Fitzsimons regularly sticks the boot into Rugby League, while inevitably claiming that he actually likes the game, and the recent proposal by the St George Illawarra club to sign Folau on a two-year contract inevitably had Fitzsimons once again strongly criticising the club and Folau himself.

The fact that Folau, during his time with the Catalans Dragons, didn’t utter a word out of place and fully complied with his undertakings to the club not to indulge his religious beliefs in social media while in the south of France, wasn’t referred to by Fitzsimons.

But inevitably there was a backlash by some St George Illawarra supporters to the news that the club wanted to sign Folau and its directors backed out of the deal.

Inevitably the club lost a massive PR battle, both by approaching Folau in the first place, and by then caving in to pressure from those who opposed the deal.

If a club is going to sign a player whose name carries controversy, then surely it should sound out its supporters before it commits itself to offering a contract.

Folau is currently in Australia because his mother-in-law suffered a massive stroke and his wife Marie wants to be by her side as she tries to recover from that trauma.

She doesn’t want to return to France to be on the other side of the world when her mother needs care and attention and her husband won’t return without her.

There’s now a suggestion that Folau may be in talks with Parramatta, who courted him some years ago while he was still playing for the Wallabies.

I don’t know whether a significant section of Parramatta’s supporters would react in a similar way to the St George Illawarra fans, but the Eels do have strong support among South Pacific Rugby League fans in Sydney, which may tilt the balance in his favour.

Inclusion and diversity

The RFL has set up an Inclusion Board, which is intended to help Rugby League have more appeal to communities that currently don’t have much participation in the game.

Michael Lawrence of the Huddersfield Giants is a member of this new body and I had a very interesting conversation with him last week about his own career in Rugby League, how he came to play the game and the story of his own family.

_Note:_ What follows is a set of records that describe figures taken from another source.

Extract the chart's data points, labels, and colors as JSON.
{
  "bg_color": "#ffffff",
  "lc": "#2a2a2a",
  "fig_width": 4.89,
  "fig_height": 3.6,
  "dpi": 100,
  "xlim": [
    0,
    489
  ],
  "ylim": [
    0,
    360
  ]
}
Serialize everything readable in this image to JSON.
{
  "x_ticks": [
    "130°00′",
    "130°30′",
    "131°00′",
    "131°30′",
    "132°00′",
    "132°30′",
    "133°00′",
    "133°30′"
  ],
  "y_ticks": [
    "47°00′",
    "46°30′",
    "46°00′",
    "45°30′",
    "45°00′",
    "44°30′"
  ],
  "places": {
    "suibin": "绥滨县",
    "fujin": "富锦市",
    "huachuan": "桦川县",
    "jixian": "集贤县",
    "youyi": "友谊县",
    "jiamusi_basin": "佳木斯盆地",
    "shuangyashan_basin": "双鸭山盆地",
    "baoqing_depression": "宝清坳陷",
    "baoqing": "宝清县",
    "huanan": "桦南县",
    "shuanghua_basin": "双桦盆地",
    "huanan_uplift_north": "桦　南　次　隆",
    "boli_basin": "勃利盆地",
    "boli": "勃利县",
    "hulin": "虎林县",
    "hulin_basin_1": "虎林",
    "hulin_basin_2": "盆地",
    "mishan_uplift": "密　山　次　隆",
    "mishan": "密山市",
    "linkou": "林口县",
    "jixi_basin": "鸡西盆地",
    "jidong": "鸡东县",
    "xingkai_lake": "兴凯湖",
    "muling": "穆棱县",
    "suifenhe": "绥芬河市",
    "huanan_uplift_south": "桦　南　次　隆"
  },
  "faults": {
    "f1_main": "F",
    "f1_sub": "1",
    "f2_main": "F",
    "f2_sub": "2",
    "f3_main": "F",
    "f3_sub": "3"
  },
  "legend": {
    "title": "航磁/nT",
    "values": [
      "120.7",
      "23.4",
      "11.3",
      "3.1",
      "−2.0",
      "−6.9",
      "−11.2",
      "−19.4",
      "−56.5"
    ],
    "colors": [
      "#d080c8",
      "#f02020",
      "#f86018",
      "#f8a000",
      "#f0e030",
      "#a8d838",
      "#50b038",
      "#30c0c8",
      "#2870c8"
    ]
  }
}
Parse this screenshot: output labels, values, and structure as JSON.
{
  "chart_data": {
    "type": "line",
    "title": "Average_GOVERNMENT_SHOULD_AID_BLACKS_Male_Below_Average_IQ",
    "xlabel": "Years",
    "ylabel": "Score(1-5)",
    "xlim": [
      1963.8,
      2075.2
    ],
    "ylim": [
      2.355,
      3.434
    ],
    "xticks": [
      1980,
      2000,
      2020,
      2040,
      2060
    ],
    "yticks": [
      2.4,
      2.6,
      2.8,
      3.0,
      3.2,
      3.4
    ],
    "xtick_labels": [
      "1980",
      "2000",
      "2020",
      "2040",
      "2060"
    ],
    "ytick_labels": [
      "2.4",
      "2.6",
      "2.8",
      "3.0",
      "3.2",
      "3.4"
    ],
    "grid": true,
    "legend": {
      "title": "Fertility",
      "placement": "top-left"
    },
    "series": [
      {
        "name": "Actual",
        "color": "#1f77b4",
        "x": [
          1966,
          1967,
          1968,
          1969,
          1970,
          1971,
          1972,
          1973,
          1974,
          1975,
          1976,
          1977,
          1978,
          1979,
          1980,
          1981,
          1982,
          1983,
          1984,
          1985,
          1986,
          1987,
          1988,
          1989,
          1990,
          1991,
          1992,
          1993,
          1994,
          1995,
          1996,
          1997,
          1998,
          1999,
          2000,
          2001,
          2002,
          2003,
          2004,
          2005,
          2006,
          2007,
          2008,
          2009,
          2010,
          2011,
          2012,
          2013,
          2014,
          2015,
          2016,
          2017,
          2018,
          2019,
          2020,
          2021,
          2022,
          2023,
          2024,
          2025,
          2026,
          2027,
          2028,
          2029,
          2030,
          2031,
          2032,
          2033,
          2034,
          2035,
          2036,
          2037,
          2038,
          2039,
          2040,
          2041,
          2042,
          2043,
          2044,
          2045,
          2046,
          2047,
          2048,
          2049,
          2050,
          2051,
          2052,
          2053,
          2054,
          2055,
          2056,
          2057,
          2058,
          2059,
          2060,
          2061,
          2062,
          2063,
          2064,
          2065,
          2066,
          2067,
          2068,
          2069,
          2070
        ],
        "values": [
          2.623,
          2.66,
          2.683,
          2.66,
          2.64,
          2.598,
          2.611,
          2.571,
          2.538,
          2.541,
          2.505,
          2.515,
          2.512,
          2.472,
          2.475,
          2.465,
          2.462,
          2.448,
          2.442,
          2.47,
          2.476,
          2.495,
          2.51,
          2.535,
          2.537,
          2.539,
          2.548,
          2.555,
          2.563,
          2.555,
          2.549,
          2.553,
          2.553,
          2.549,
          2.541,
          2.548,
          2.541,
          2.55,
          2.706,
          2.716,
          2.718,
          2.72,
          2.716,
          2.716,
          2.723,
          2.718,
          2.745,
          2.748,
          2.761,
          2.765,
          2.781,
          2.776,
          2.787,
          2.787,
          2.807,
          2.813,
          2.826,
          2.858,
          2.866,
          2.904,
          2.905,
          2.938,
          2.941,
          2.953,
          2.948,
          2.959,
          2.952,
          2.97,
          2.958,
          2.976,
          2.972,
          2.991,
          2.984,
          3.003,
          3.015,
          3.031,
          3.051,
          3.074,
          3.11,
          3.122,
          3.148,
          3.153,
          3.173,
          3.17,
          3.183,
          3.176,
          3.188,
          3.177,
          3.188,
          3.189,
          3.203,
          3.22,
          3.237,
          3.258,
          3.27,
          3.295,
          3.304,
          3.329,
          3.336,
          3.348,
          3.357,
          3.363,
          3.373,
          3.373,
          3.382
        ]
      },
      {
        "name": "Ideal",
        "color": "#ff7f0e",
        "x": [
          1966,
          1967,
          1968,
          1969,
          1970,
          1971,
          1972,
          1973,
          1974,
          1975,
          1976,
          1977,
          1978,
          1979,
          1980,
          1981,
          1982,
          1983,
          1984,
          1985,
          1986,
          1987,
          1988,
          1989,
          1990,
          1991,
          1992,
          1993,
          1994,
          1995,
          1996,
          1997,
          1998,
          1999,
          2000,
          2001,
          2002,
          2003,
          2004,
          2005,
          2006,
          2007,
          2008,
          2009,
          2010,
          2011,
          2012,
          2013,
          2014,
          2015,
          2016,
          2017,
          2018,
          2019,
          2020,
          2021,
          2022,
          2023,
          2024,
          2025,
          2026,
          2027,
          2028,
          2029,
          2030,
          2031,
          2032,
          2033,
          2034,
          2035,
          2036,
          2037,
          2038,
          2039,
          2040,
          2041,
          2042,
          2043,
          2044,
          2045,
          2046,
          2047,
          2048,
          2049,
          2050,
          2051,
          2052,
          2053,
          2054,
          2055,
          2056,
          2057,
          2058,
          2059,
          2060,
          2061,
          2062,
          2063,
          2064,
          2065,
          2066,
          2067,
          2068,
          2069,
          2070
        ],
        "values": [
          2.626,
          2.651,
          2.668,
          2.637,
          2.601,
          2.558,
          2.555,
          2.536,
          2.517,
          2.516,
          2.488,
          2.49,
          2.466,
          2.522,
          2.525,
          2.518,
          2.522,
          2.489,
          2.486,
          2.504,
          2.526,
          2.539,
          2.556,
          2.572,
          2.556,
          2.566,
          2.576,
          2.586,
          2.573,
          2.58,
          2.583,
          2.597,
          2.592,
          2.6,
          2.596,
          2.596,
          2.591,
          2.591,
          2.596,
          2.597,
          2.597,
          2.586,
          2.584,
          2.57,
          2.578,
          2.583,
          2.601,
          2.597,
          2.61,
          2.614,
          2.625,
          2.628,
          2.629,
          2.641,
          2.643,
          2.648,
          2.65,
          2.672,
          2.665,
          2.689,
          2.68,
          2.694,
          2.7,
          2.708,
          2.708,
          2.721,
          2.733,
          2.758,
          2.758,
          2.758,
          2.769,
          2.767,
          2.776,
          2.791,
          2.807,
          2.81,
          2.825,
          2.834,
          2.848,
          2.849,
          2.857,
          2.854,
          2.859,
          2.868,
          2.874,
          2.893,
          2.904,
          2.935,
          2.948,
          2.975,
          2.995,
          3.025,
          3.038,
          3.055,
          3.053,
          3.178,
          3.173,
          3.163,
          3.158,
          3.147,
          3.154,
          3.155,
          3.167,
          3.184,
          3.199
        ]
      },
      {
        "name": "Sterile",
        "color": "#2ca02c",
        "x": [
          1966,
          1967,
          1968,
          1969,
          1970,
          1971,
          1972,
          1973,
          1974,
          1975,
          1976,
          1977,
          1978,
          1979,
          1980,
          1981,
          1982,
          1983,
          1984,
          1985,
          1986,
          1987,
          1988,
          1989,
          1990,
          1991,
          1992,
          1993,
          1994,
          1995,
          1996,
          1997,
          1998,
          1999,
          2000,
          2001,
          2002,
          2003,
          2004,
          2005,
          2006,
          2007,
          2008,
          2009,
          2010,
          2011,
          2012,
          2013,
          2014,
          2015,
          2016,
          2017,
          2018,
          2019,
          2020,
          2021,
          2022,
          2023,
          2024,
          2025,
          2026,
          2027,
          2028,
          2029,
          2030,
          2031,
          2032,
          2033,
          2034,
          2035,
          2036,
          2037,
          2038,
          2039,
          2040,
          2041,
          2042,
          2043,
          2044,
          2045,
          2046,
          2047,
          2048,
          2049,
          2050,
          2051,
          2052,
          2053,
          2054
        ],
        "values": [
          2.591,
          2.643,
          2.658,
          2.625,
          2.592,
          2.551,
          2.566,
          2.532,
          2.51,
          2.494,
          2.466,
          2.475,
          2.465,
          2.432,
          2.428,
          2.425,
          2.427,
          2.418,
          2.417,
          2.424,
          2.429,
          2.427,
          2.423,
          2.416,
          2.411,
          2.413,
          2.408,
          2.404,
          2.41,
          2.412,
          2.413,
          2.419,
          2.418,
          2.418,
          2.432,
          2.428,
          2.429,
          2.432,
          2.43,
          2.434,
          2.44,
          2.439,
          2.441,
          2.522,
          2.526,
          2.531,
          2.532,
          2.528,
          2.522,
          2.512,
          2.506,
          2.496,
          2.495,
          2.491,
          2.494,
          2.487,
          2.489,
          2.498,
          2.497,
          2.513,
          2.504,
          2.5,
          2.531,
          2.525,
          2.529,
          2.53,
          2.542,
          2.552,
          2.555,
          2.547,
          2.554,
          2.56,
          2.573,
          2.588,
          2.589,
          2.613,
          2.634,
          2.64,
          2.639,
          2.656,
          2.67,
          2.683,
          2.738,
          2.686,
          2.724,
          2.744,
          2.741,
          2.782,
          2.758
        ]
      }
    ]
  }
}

Michael’s grandparents came to England from Jamaica many years ago, bringing their children (Michael’s parents) with them.

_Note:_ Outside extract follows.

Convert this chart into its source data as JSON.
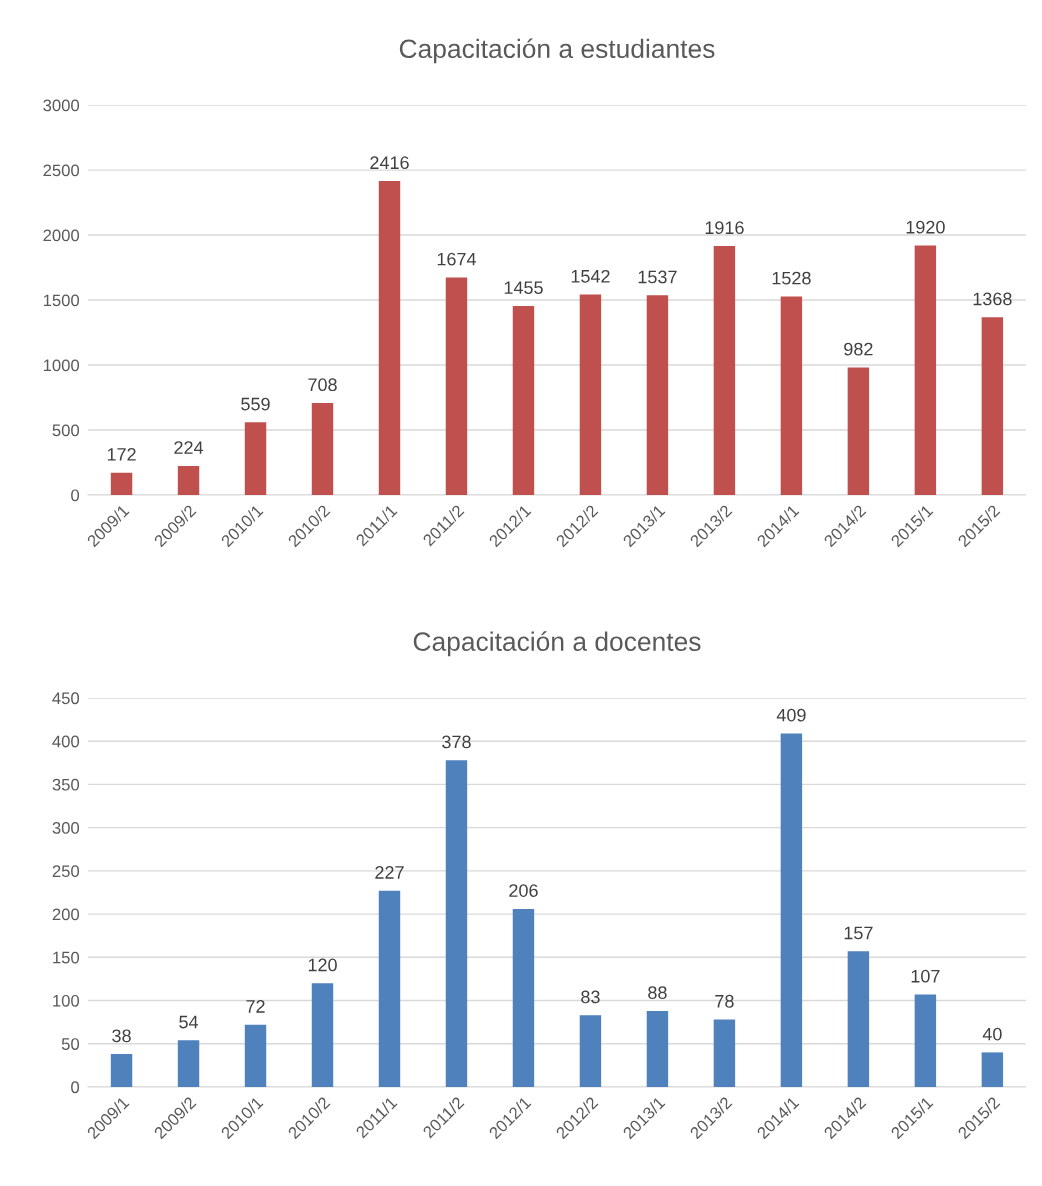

Rugby League meant very little, if anything to them, but by coincidence when Michael’s parents married and he was a young boy, they settled in a house opposite a Rugby League field.

Inevitably Michael wanted to get involved at the age of 6, and he’s been playing the game ever since.

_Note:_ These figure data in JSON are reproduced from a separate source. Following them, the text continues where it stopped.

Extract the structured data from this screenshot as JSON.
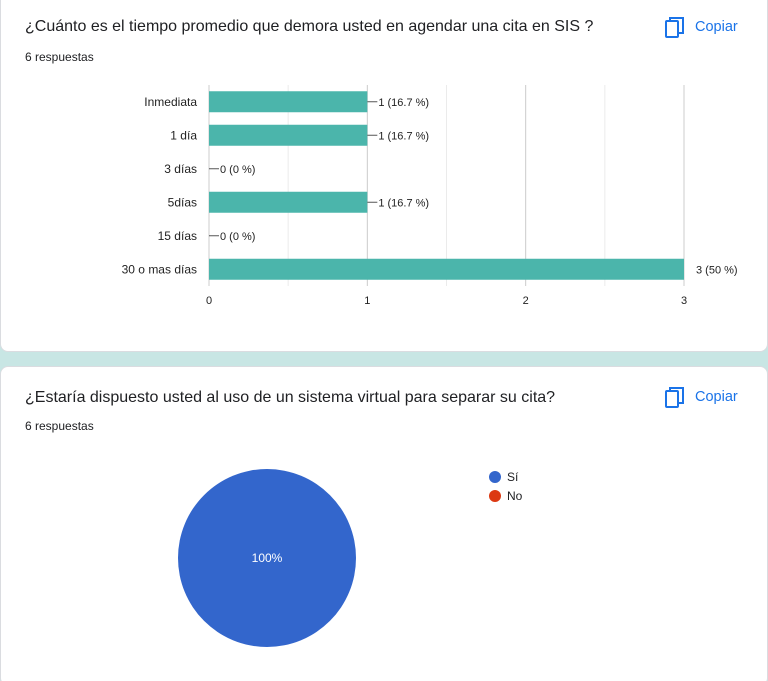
{
  "questions": [
    {
      "title": "¿Cuánto es el  tiempo promedio que demora usted en agendar una cita en SIS ?",
      "responses": "6 respuestas",
      "copy_label": "Copiar"
    },
    {
      "title": "¿Estaría dispuesto usted al uso de un sistema virtual para separar su cita?",
      "responses": "6 respuestas",
      "copy_label": "Copiar"
    }
  ],
  "colors": {
    "bar": "#4bb5ab",
    "pie_si": "#3366cc",
    "pie_no": "#dc3912",
    "accent": "#1a8f82",
    "link": "#1a73e8"
  },
  "chart_data": [
    {
      "type": "bar",
      "orientation": "horizontal",
      "categories": [
        "Inmediata",
        "1 día",
        "3 días",
        "5días",
        "15 días",
        "30 o mas días"
      ],
      "values": [
        1,
        1,
        0,
        1,
        0,
        3
      ],
      "data_labels": [
        "1 (16.7 %)",
        "1 (16.7 %)",
        "0 (0 %)",
        "1 (16.7 %)",
        "0 (0 %)",
        "3 (50 %)"
      ],
      "xlim": [
        0,
        3
      ],
      "xticks": [
        "0",
        "1",
        "2",
        "3"
      ],
      "grid": true
    },
    {
      "type": "pie",
      "categories": [
        "Sí",
        "No"
      ],
      "values": [
        6,
        0
      ],
      "slice_labels": [
        "100%",
        ""
      ],
      "legend_position": "right"
    }
  ]
}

But if his family hadn’t settled in a house in that particular location, he might never have taken up the game and he would probably have been lost to Rugby League.

It makes me wonder how many other young men or women with a West Indian heritage would also have been fine Rugby League players if only they had been introduced to the game in the way that Michael was.

And the same story must be true of young people from many other ethnic minority communities.

We recently had a feature in League Express on Ikram Butt, for example, who comes from an Asian Muslim background and was good enough to play for England during his career. Click here to read it on TotalRL.com now.

How many others are there like Ikram, if only we can find them?

In this week’s League Express we talk to Leeds Rhinos star Mikolaj Oledzki, who, as far as I know, is only the second player born in Poland to play in Super League.

I hope that Michael and his colleagues on the Inclusion Board can find a way to involve more young people from those wider ethnic communities to get involved in Rugby League.

Our sport has always been an inclusive one and we should all want to ensure that it continues to be so.